I find spark to be hard to test and the fact that jobs can die after an 1hr of processing because I didn’t pick the right workers is super annoying.
Unfortunately, the need to select the right resources is almost unavoidable in big data applications. BigQuery is somewhat special here because it provides you with virtually unlimited resources, but it comes with a risk to get a virtually unlimited bill at the end of the month. All other systems I’ve worked with - including Spark, HBase, Vecrtica, Redshift, Presto and others - require you to plan resources in advance. Kubernetes is no exception here, even if you manage to implement a general-purpose data processing workflow on it.
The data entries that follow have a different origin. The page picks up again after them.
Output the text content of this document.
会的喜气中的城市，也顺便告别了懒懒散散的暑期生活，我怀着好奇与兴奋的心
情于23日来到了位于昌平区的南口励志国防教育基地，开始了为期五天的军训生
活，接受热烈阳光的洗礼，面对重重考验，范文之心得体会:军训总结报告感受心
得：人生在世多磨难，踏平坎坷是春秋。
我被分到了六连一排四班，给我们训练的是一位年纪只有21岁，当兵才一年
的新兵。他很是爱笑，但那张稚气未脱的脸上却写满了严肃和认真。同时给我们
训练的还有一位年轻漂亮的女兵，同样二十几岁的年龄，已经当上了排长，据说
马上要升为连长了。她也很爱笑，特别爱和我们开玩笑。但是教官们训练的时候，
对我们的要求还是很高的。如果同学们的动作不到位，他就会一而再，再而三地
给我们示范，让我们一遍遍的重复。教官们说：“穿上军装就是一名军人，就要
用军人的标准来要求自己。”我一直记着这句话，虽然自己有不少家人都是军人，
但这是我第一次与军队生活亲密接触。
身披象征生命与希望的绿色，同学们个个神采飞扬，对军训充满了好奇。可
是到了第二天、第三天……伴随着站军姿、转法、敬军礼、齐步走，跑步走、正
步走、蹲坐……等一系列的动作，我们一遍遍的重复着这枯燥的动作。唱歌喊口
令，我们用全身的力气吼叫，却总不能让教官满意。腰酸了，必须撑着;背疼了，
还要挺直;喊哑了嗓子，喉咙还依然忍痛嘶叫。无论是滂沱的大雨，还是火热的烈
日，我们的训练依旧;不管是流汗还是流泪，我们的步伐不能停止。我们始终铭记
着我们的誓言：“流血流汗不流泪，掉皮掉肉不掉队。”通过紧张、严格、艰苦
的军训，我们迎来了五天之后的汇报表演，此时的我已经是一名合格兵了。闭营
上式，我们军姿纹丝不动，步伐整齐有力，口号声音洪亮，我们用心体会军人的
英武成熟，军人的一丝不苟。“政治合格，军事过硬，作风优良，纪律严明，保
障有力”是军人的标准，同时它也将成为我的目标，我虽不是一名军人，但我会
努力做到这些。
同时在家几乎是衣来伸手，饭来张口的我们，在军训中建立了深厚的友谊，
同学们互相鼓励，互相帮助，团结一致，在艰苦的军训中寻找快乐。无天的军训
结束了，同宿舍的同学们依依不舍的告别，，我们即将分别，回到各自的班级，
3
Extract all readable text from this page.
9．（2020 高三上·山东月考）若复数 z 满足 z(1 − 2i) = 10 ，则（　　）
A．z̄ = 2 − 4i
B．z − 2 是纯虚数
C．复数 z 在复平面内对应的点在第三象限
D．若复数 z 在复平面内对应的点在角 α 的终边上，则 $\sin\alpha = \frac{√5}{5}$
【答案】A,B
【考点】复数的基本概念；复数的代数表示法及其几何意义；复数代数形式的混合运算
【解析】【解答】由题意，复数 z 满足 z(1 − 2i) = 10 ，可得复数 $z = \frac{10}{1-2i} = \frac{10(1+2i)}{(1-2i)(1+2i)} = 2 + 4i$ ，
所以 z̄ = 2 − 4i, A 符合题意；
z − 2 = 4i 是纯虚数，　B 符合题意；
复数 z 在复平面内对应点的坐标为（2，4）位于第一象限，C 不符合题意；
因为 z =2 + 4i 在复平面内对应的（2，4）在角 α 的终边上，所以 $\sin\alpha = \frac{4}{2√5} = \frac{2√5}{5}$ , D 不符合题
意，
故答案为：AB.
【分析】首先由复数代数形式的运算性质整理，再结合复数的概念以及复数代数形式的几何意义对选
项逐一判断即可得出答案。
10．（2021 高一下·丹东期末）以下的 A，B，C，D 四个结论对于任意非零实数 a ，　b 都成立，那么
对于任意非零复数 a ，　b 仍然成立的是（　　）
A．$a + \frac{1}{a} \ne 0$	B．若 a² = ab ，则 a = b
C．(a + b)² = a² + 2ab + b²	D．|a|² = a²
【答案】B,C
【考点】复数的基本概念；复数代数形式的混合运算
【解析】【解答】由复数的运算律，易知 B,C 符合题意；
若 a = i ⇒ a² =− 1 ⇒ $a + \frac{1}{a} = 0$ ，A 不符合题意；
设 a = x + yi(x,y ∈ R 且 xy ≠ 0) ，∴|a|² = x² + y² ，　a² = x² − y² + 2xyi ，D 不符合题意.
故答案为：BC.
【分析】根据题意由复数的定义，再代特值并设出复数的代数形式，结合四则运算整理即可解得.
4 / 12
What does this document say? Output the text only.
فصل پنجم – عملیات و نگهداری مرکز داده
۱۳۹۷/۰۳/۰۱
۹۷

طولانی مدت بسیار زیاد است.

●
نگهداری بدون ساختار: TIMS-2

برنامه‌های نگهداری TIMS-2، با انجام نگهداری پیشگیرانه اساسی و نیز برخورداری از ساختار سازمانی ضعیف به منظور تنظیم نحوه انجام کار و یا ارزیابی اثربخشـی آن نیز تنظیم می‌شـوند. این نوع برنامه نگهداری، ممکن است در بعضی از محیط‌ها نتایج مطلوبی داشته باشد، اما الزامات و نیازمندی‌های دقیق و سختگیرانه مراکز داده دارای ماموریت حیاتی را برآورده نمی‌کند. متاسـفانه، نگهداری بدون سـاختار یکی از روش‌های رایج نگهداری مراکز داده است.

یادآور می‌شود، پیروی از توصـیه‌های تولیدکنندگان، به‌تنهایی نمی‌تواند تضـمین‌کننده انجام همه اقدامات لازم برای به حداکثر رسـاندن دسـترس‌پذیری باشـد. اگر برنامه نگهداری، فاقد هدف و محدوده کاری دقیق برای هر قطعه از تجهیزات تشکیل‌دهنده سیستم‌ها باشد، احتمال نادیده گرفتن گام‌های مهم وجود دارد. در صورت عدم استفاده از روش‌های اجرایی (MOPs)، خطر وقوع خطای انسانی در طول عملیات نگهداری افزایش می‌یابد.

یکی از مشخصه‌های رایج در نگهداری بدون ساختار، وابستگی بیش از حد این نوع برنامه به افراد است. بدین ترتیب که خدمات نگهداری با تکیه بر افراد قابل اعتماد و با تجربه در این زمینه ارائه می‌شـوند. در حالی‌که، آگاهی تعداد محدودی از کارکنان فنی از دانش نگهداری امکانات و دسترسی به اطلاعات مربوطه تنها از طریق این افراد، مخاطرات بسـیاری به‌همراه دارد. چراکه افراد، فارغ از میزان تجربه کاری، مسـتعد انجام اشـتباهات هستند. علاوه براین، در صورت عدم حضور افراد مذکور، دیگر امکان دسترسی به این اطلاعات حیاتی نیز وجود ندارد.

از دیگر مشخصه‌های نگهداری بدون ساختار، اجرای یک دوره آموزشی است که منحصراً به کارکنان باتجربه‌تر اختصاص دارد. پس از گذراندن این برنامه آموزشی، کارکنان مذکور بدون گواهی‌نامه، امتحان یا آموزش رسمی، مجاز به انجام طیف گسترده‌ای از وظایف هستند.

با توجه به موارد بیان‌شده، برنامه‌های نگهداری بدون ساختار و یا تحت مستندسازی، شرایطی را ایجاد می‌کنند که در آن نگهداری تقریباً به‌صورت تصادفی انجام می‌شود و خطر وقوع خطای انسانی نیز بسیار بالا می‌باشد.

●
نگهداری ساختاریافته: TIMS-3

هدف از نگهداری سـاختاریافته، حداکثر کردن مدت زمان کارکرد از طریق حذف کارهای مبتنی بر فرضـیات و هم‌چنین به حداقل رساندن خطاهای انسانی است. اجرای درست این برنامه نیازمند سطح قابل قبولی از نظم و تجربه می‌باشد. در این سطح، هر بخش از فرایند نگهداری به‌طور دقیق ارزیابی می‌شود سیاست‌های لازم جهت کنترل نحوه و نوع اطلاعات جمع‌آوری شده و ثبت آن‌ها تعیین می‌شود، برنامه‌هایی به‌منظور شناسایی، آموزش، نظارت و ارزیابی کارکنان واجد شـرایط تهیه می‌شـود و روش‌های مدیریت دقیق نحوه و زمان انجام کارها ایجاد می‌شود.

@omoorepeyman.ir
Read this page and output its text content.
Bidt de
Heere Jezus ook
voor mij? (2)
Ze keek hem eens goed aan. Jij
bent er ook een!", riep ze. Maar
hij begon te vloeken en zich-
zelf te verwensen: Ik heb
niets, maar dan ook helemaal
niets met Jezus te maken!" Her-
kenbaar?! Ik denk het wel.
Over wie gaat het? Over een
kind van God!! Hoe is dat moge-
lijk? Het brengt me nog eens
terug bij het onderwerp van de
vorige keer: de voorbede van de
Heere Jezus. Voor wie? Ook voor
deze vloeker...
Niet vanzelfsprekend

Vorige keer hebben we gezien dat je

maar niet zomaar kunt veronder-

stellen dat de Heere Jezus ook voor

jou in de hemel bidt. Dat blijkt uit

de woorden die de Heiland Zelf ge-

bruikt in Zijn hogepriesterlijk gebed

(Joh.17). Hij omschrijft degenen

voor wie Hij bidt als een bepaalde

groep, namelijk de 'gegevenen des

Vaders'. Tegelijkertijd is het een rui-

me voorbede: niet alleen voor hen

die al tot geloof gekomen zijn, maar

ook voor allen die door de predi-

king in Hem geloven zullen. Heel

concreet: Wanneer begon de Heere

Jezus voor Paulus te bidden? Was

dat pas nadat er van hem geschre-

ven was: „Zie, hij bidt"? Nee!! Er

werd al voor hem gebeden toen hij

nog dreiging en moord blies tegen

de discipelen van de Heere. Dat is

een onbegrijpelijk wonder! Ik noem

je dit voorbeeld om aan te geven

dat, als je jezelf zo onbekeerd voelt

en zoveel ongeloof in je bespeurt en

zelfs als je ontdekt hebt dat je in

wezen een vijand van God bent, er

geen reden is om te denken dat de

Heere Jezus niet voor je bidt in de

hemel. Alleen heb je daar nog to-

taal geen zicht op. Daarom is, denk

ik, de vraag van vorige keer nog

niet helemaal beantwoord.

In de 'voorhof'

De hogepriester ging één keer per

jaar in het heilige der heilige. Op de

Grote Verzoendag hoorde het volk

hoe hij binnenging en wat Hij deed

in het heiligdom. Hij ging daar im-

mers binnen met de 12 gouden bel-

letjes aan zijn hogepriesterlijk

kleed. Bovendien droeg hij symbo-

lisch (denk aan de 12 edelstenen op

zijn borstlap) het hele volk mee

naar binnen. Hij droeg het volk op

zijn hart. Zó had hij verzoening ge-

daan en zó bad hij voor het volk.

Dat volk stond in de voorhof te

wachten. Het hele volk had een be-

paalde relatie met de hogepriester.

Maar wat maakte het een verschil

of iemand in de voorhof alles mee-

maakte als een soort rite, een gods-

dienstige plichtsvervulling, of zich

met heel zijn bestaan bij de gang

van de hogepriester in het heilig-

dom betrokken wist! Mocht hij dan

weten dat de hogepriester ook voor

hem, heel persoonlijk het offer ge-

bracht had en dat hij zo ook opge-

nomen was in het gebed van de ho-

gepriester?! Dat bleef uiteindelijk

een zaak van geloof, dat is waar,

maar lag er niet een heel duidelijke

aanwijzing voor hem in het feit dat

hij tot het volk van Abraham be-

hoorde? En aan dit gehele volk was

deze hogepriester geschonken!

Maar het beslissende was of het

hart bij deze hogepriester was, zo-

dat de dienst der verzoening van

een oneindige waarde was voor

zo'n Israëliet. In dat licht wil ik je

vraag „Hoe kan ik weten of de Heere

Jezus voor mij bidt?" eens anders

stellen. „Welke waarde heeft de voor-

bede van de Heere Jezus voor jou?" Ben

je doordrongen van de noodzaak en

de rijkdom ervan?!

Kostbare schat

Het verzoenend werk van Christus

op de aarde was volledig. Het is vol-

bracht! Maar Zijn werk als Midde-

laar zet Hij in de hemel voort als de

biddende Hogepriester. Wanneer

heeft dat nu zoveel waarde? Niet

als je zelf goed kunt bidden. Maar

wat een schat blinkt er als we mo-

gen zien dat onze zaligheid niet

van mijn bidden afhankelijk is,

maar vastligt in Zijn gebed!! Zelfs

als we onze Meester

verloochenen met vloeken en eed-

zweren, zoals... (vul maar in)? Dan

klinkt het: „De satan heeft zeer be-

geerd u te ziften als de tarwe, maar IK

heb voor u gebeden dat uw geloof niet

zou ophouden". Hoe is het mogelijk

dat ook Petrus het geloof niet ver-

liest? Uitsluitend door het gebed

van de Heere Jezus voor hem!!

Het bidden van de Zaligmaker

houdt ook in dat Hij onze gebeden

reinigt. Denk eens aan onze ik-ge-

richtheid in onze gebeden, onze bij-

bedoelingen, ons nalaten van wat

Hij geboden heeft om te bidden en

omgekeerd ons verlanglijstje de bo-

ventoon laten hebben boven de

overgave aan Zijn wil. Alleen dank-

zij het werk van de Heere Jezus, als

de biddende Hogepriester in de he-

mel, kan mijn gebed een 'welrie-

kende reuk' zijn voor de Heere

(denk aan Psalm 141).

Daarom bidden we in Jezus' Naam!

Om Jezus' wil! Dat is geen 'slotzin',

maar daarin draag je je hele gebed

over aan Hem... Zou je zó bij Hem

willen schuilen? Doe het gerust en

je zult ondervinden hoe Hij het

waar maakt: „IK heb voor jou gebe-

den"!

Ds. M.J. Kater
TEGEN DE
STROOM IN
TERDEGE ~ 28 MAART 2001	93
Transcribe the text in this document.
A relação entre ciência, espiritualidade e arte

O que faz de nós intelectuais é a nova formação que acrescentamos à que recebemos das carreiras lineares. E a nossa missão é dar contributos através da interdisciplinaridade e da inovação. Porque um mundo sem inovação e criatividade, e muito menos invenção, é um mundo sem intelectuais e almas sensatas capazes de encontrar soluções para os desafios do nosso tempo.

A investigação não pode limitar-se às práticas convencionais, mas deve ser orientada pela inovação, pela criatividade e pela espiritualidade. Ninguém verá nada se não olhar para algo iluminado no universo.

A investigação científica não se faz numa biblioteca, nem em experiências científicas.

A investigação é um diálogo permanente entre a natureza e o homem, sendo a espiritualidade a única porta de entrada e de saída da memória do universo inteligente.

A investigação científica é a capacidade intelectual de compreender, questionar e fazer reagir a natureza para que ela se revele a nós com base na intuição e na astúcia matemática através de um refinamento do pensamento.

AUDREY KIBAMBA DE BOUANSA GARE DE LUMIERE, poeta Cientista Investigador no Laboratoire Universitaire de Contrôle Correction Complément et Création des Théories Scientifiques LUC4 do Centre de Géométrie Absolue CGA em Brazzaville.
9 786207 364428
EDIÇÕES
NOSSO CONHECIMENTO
For Azure, you can check out AzManagers.jl or AzureClusterlessHPC.jl. Note that both are Azure specific, and neither are kubernetes specfiic. So, it’s not a direct answer to your question, but thought it might be interesting information none-the-less.
Thanks for pointing that out, we definitely don’t need all of those permissions
But it does sound to me like Spark is your ideal option - have you seen @dfdx’s Spark.jl?
I should admit Spark.jl hasn’t seen much development recently, and definitely doesn’t solve PySpark’s issues mentioned here
So is this Julia language thing good at cryptocurrency mining then?